The result? We must assume our food is not safe, not ever, and take our own precautions. One culprit it fresh meat, particularly chicken. It is wisest to assume that, in the few days since slaughter, even in the low temperatures of the slaughterhouse storeroom, the cooler truck, the warehouse cooler, and the cooled meat racks in the store (and assuming all of these are cooling properly), I say, we must assume that bacteria have been growing the whole time, and we must deal with that ourselves. It is up to us to learn to wash it without letting it sit in the sink, where it can pick up even more bacteria.

Oh, I bet you think your sink is germ free. Really? I wonder what a swab test would show. An episode of Mythbusters a couple of years ago demonstrated that the kitchen sponge is hundreds of times more "germy" than a toilet seat, and the dishrag a close second. Unfortunately, they didn't do a swab test of the side or bottom of any kitchen sinks.

OK, your meat is swimming in germ juice. What do you do? Wash it well, without putting it on any surface but a cleaned cutting board and the cooking vessel, then cook it well. My wife has learned how to cook chicken so it is moist and delicious, while being thoroughly cooked. I tend to overcook a little, which is at least safe, if a bit leathery.

Another culprit is salad veggies, because they are eaten raw. No matter how many bacteria exist in your meat and cooked vegetable, at least you are killing everything at high temperature. Not so in lettuce, celery, spinach, tomatoes and so forth. So the washing is even more important. Here's what we do. We have one of those spinners, a bowl that holds a rotating colander and a geared top. Lettuce gets washed with cold running water, a few leaves at a time, which are then broken in half and dropped into the colander. When it is sufficiently loaded, one of us closes the top and spins it, removing most of the water. Then the leaf pieces are further torn or cut to size, right into the salad bowl for serving. Bulkier items like carrots, we scrub with a brush (the brush goes in the dishwasher periodically) before cutting or grating. The most important item? We do all of this, and put it in the refrigerator, before beginning with the meat and other components (such as potatoes) for the main dish. That way no droplet of germy juice can make its way into the salad.

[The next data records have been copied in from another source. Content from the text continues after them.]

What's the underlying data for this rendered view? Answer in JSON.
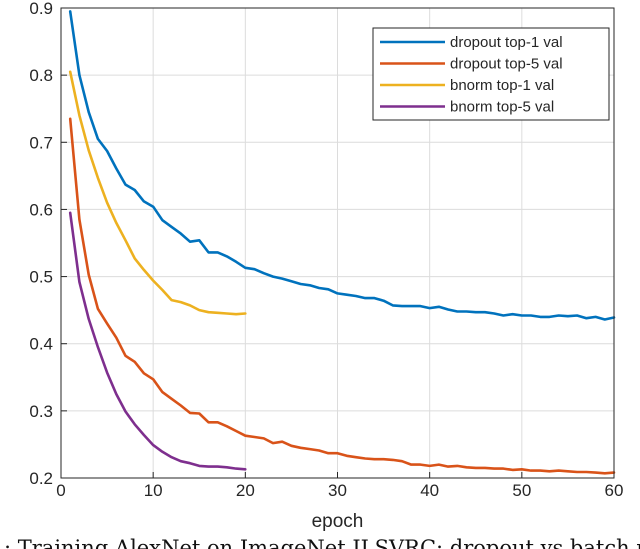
{
  "chart_data": {
    "type": "line",
    "xlabel": "epoch",
    "ylabel": "",
    "xlim": [
      0,
      60
    ],
    "ylim": [
      0.2,
      0.9
    ],
    "x_ticks": [
      "0",
      "10",
      "20",
      "30",
      "40",
      "50",
      "60"
    ],
    "y_ticks": [
      "0.2",
      "0.3",
      "0.4",
      "0.5",
      "0.6",
      "0.7",
      "0.8",
      "0.9"
    ],
    "grid": true,
    "legend_position": "top-right",
    "series": [
      {
        "name": "dropout top-1 val",
        "color": "#0072BD",
        "x": [
          1,
          2,
          3,
          4,
          5,
          6,
          7,
          8,
          9,
          10,
          11,
          12,
          13,
          14,
          15,
          16,
          17,
          18,
          19,
          20,
          21,
          22,
          23,
          24,
          25,
          26,
          27,
          28,
          29,
          30,
          31,
          32,
          33,
          34,
          35,
          36,
          37,
          38,
          39,
          40,
          41,
          42,
          43,
          44,
          45,
          46,
          47,
          48,
          49,
          50,
          51,
          52,
          53,
          54,
          55,
          56,
          57,
          58,
          59,
          60
        ],
        "y": [
          0.895,
          0.8,
          0.745,
          0.705,
          0.687,
          0.661,
          0.637,
          0.629,
          0.612,
          0.604,
          0.584,
          0.574,
          0.564,
          0.552,
          0.554,
          0.536,
          0.536,
          0.53,
          0.522,
          0.513,
          0.511,
          0.505,
          0.5,
          0.497,
          0.493,
          0.489,
          0.487,
          0.483,
          0.481,
          0.475,
          0.473,
          0.471,
          0.468,
          0.468,
          0.464,
          0.457,
          0.456,
          0.456,
          0.456,
          0.453,
          0.455,
          0.451,
          0.448,
          0.448,
          0.447,
          0.447,
          0.445,
          0.442,
          0.444,
          0.442,
          0.442,
          0.44,
          0.44,
          0.442,
          0.441,
          0.442,
          0.438,
          0.44,
          0.436,
          0.439
        ]
      },
      {
        "name": "dropout top-5 val",
        "color": "#D95319",
        "x": [
          1,
          2,
          3,
          4,
          5,
          6,
          7,
          8,
          9,
          10,
          11,
          12,
          13,
          14,
          15,
          16,
          17,
          18,
          19,
          20,
          21,
          22,
          23,
          24,
          25,
          26,
          27,
          28,
          29,
          30,
          31,
          32,
          33,
          34,
          35,
          36,
          37,
          38,
          39,
          40,
          41,
          42,
          43,
          44,
          45,
          46,
          47,
          48,
          49,
          50,
          51,
          52,
          53,
          54,
          55,
          56,
          57,
          58,
          59,
          60
        ],
        "y": [
          0.735,
          0.585,
          0.503,
          0.452,
          0.43,
          0.409,
          0.382,
          0.373,
          0.356,
          0.347,
          0.328,
          0.318,
          0.308,
          0.297,
          0.296,
          0.283,
          0.283,
          0.277,
          0.27,
          0.263,
          0.261,
          0.259,
          0.252,
          0.254,
          0.248,
          0.245,
          0.243,
          0.241,
          0.237,
          0.237,
          0.233,
          0.231,
          0.229,
          0.228,
          0.228,
          0.227,
          0.225,
          0.22,
          0.22,
          0.218,
          0.22,
          0.217,
          0.218,
          0.216,
          0.215,
          0.215,
          0.214,
          0.214,
          0.212,
          0.213,
          0.211,
          0.211,
          0.21,
          0.211,
          0.21,
          0.209,
          0.209,
          0.208,
          0.207,
          0.208
        ]
      },
      {
        "name": "bnorm top-1 val",
        "color": "#EDB120",
        "x": [
          1,
          2,
          3,
          4,
          5,
          6,
          7,
          8,
          9,
          10,
          11,
          12,
          13,
          14,
          15,
          16,
          17,
          18,
          19,
          20
        ],
        "y": [
          0.805,
          0.74,
          0.688,
          0.647,
          0.61,
          0.58,
          0.554,
          0.527,
          0.51,
          0.494,
          0.48,
          0.465,
          0.462,
          0.457,
          0.45,
          0.447,
          0.446,
          0.445,
          0.444,
          0.445
        ]
      },
      {
        "name": "bnorm top-5 val",
        "color": "#7E2F8E",
        "x": [
          1,
          2,
          3,
          4,
          5,
          6,
          7,
          8,
          9,
          10,
          11,
          12,
          13,
          14,
          15,
          16,
          17,
          18,
          19,
          20
        ],
        "y": [
          0.595,
          0.492,
          0.437,
          0.395,
          0.357,
          0.325,
          0.299,
          0.28,
          0.264,
          0.249,
          0.239,
          0.231,
          0.225,
          0.222,
          0.218,
          0.217,
          0.217,
          0.216,
          0.214,
          0.213
        ]
      }
    ]
  },
  "caption": {
    "text": ": Training AlexNet on ImageNet ILSVRC: dropout vs batch nor"
  }
}
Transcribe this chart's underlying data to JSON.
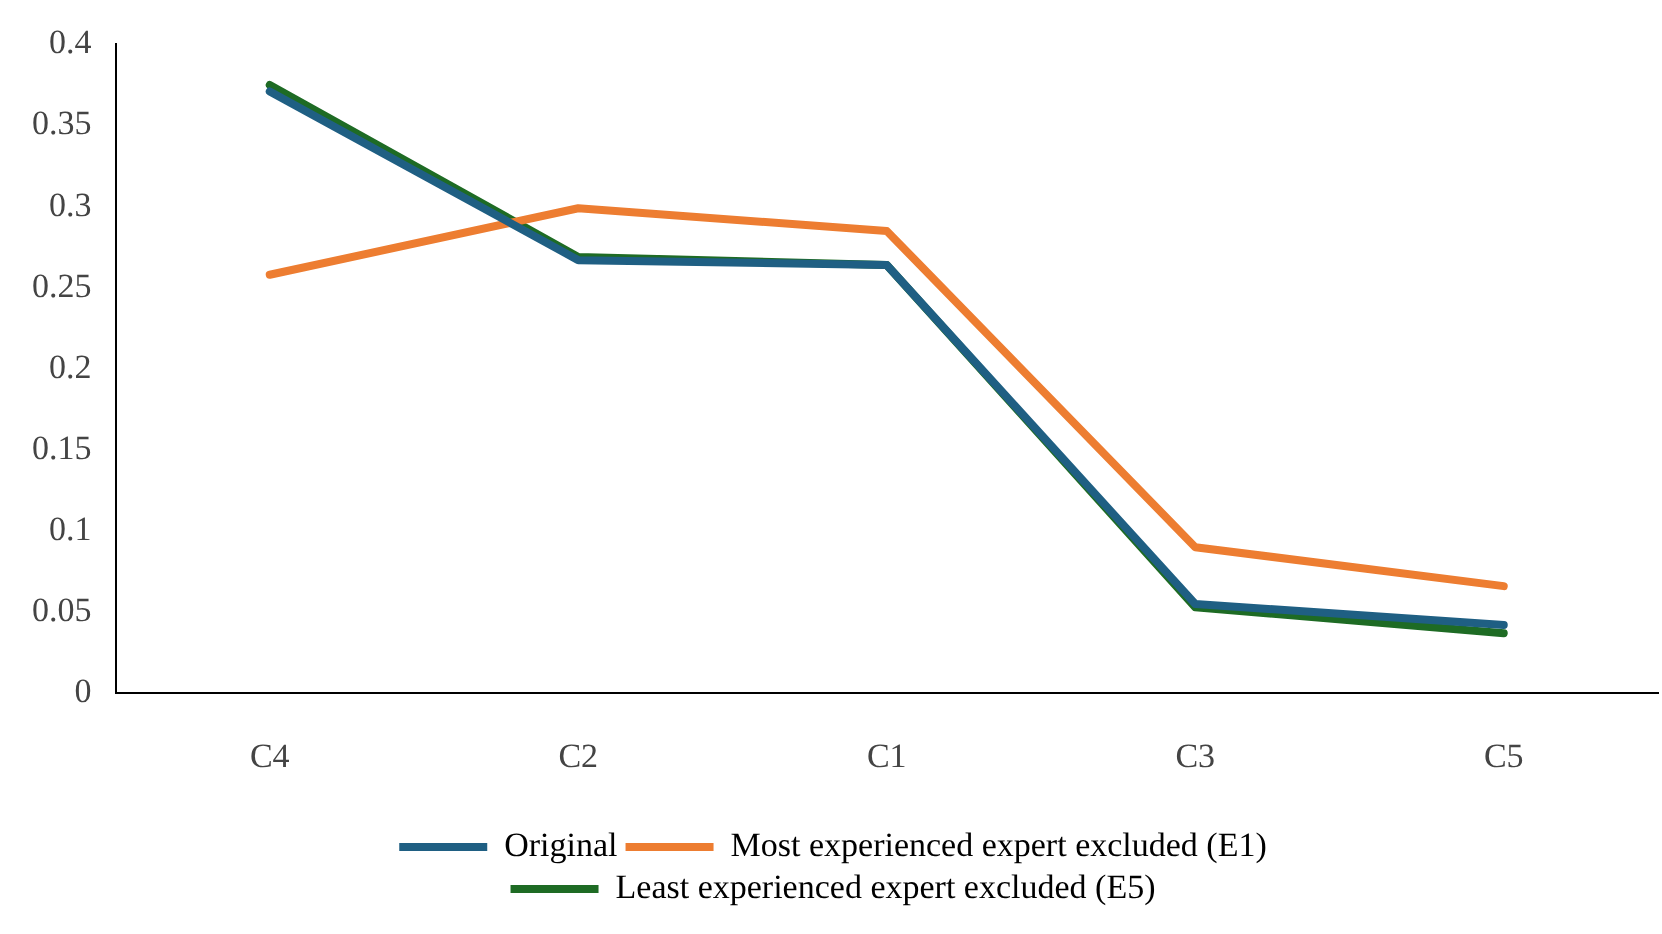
{
  "chart_data": {
    "type": "line",
    "categories": [
      "C4",
      "C2",
      "C1",
      "C3",
      "C5"
    ],
    "series": [
      {
        "name": "Original",
        "color": "#1f5f83",
        "values": [
          0.371,
          0.267,
          0.264,
          0.055,
          0.042
        ]
      },
      {
        "name": "Most experienced expert excluded (E1)",
        "color": "#ed7d31",
        "values": [
          0.258,
          0.299,
          0.285,
          0.09,
          0.066
        ]
      },
      {
        "name": "Least experienced expert excluded (E5)",
        "color": "#1e6b24",
        "values": [
          0.375,
          0.269,
          0.264,
          0.053,
          0.037
        ]
      }
    ],
    "ylim": [
      0,
      0.4
    ],
    "yticks": [
      0,
      0.05,
      0.1,
      0.15,
      0.2,
      0.25,
      0.3,
      0.35,
      0.4
    ],
    "grid": false,
    "legend": "bottom",
    "marker": "none",
    "line_style": "solid"
  }
}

The book has more lengthy advice on food preparation and storage. The authors also say it is important to refrain from getting too crazy, too paranoid. Diligence is helpful and healthful. Fanaticism just might do harm. Of course, some folks may be used to habits so lax that the practices I might consider sensible seem fanatical to them. Maybe so. I wonder which of us has more frequent bouts of "stomach flu"?